At the beginning of June 2018 I received an e-mail from 'Geoff' to say that the poem had been found in an online copy of The British Poetical Miscellany. 4th edition edited by "Smart" and in fact written by him also as an Elegy to Mary Beaumont who died aged just fifteen (see  Also, if you go to the beginning of the book under the heading 'contents' (actually  nine pages in) you will see the engraving used as a frontispiece! 

Beaumont tomb

Now knowing her full name Mary Beaumont and that of her father it was an easy task to locate her burial in the Kirkheaton burials spreadsheet (downloadable from this site).  Also, her grave could be located and its memorial inscription read together with an additional memorial inscription tablet just inside the church on the left when entering the main door. This of course disproves the speculation of a direct connection between Mary and the mill fire.

Sandra, from the Kirkheaton History Group, then set to work to track down additional information about Mary and has so far found out that it is probable that Mary's aunt, Hannah Foster, married Thomas Smart (the poet) prior to Mary's death and so was well placed to write the elegy for the Beaumont family. 

Beaumont memoria inside church

Also of note is that Mary's father Joseph was a well-known merchant manufacturing 'Fancy Waistcoats' which were very popular at this time, Kirkheaton being a significant centre for the trade.  His wealth, passed down to Mary's brother John, allowed John to build the house at 'Ravensknowle' which is now a well-known museum situated in the Dalton area of Huddersfield.

In July 2018 the archivist at New College Oxford kindly examined the copy of the book by Smart in the Bodleian library and was able to read and translate the text at the bottom left and right of the engraving as:-

"A.J. Atkinson del[iniavit] (= 'drew') and W. Radclyffe sculp[sit] (= engraved) are the illustrators. According to various biographical dictionaries of artists and engravers, J. Atkinson may have been John Augustus Atkinson (1775-c.1833), a painter, engraver and printmaker; and W. Radclyffe may have been William Radclyffe (1783-1855), the engraver who was a founder-member of the Birmingham Academy of Arts."
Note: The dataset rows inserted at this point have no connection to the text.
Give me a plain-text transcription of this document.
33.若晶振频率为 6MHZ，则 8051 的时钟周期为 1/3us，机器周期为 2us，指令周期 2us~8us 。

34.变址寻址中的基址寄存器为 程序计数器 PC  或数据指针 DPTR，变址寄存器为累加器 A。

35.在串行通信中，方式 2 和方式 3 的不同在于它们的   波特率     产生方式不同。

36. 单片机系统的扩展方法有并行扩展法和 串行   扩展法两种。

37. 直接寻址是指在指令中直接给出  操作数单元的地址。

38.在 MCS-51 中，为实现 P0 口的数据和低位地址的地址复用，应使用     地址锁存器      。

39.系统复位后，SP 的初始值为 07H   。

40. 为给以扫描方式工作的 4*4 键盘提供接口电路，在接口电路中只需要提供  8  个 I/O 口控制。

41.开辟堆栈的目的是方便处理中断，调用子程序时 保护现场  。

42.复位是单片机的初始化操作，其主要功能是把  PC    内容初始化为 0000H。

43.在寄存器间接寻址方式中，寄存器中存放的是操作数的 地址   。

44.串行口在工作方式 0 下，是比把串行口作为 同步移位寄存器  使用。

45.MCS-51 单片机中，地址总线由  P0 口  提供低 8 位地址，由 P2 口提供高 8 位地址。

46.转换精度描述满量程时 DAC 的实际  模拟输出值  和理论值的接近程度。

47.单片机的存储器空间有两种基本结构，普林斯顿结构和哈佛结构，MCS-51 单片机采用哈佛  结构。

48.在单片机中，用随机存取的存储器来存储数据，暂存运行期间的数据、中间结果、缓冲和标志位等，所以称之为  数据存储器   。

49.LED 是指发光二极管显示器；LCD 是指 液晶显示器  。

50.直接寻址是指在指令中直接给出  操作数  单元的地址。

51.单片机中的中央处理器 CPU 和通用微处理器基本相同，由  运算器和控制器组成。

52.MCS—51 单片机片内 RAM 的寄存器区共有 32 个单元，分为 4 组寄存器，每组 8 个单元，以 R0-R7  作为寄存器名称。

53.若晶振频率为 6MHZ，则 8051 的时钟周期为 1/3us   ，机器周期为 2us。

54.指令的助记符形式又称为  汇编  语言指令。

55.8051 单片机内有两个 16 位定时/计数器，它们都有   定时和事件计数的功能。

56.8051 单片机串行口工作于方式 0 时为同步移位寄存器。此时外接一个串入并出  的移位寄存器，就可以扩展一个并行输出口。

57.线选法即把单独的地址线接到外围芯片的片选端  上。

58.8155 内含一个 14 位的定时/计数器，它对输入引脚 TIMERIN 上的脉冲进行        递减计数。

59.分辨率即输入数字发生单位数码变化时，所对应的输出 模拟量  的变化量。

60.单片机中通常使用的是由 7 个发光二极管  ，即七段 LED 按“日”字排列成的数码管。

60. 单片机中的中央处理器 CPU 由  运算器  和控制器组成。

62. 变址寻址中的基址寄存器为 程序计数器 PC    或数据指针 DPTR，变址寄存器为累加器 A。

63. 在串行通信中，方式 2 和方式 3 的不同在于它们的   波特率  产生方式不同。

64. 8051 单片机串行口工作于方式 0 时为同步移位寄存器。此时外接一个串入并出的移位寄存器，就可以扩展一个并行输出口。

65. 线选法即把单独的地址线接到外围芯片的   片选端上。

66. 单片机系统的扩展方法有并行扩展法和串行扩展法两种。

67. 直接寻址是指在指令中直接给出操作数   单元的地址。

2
Not all aspects of the engraving have been explained however.  In particular, who commissioned and paid for the work and where is the original engraving?  Also, is there any significance regarding the seated gentleman? The artist certainly took some licence with the engraving's perspective as can be seen by visiting the site - the Yew tree in particular is in reality significantly further to the right than depicted.